Após apresentação da operação que resultou na apreensão de mais de uma tonelada de carnes vencidas e dois lotes de sabão em pó falsificado em três unidades de uma rede de supermercados de Cariacica, na Grande Vitória, as autoridades informaram nesta segunda-feira (21) como o sabão em pó era produzido: os produtos adulterados foram fabricados ilegalmente em Minas Gerais e distribuídos clandestinamente para o Espírito Santo.
A ação foi coordenada pela Delegacia de Defesa do Consumidor (Decon) da Polícia Civil, com apoio do Procon Estadual e da Comissão de Defesa do Consumidor da Assembleia Legislativa. A rede não foi identificada pelas autoridades.
Não é a primeira vez
O sabão em pó adulterado, que imitava uma marca conhecida nacionalmente, apresentava inconsistências visuais e sensoriais: não fazia espuma, tinha odor diferente e a embalagem estava selada com cola quente, em vez da vedação industrial típica. Os indícios apontam que a falsificação aconteceu em Minas Gerais e que a remessa foi trazida para o Espírito Santo de forma clandestina. Produtos com essas características já haviam sido apreendidos em 2023, e agora voltaram ao mercado capixaba.
O Procon orienta que consumidores que compraram sabão em pó da marca envolvida verifiquem o número do lote divulgado pelos fiscais e procurem o estabelecimento para solicitar a troca ou o reembolso. Além disso, é possível acionar o Procon pelo telefone 151 ou pelo site procon.es.gov.br. Dependendo do impacto à saúde, os consumidores também podem buscar indenizações.
A reportagem entrou em contato com a fabricante do sabão em pó e aguarda um retorno sobre a falsificação do produto.
Carne vencida
As carnes encontradas apresentavam embalagens violadas, armazenamento precário e, em alguns casos, estavam vencidas há três ou quatro meses. No açougue das lojas, os fiscais encontraram produtos fracionados — como salsichas, linguiças e coxas de frango — sem qualquer etiqueta informando a data de fracionamento, validade ou origem. A manipulação inadequada dos alimentos, segundo os fiscais, incluía a exposição das carnes em paletes enquanto esperavam por transporte, o que causava descongelamento e comprometia a qualidade do produto.
Posicionamento da empresa
A rede de supermercados investigada possui cinco unidades — nos bairros Nova Rosa da Penha 1 e 2, Campo Verde e Graúna, em Cariacica, e uma em Vila Velha, na Praia da Costa. A fiscalização foi feita em três das lojas de Cariacica, onde os produtos adulterados foram localizados. Ao tomar ciência da operação, segundo os agentes, a rede recolheu os itens das demais lojas, mas a investigação vai apurar se houve tentativa de ocultação de provas.

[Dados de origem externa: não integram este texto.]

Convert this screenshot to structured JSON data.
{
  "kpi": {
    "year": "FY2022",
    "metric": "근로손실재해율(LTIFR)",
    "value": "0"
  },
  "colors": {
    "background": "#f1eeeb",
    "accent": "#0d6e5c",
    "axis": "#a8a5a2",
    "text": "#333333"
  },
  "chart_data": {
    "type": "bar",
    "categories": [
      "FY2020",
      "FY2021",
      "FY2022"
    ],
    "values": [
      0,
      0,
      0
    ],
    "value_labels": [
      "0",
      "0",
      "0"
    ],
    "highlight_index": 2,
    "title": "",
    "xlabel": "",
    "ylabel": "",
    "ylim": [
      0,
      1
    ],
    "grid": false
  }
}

O diretor da rede, divulgou uma nota afirmando que todos os produtos comercializados são adquiridos de distribuidores legalizados e que, caso alguma falsificação seja comprovada, a empresa também foi lesada. “Estamos reunindo todas as documentações que comprovam que as compras de todos os nossos produtos seguem as devidas fiscalizações estaduais ou federais”, afirmou.
De acordo com o Procon-ES, a multa aos responsáveis pode chegar a R$ 1 milhão, dependendo da gravidade das infrações e dos danos causados aos consumidores. A Polícia Civil também apura a responsabilidade penal dos envolvidos, tanto pela comercialização dos produtos vencidos quanto pelo possível conluio na distribuição dos produtos falsificados.
A operação reforça o alerta aos consumidores sobre sinais de fraude: preços muito abaixo do normal — o produto que tinha preço médio de R$ 18 era vendido por cerca de R$ 13 — mudanças na embalagem e falta de informações obrigatórias podem indicar irregularidades. As autoridades destacam que a fiscalização é constante, mas depende, em grande parte, da participação popular por meio de denúncias.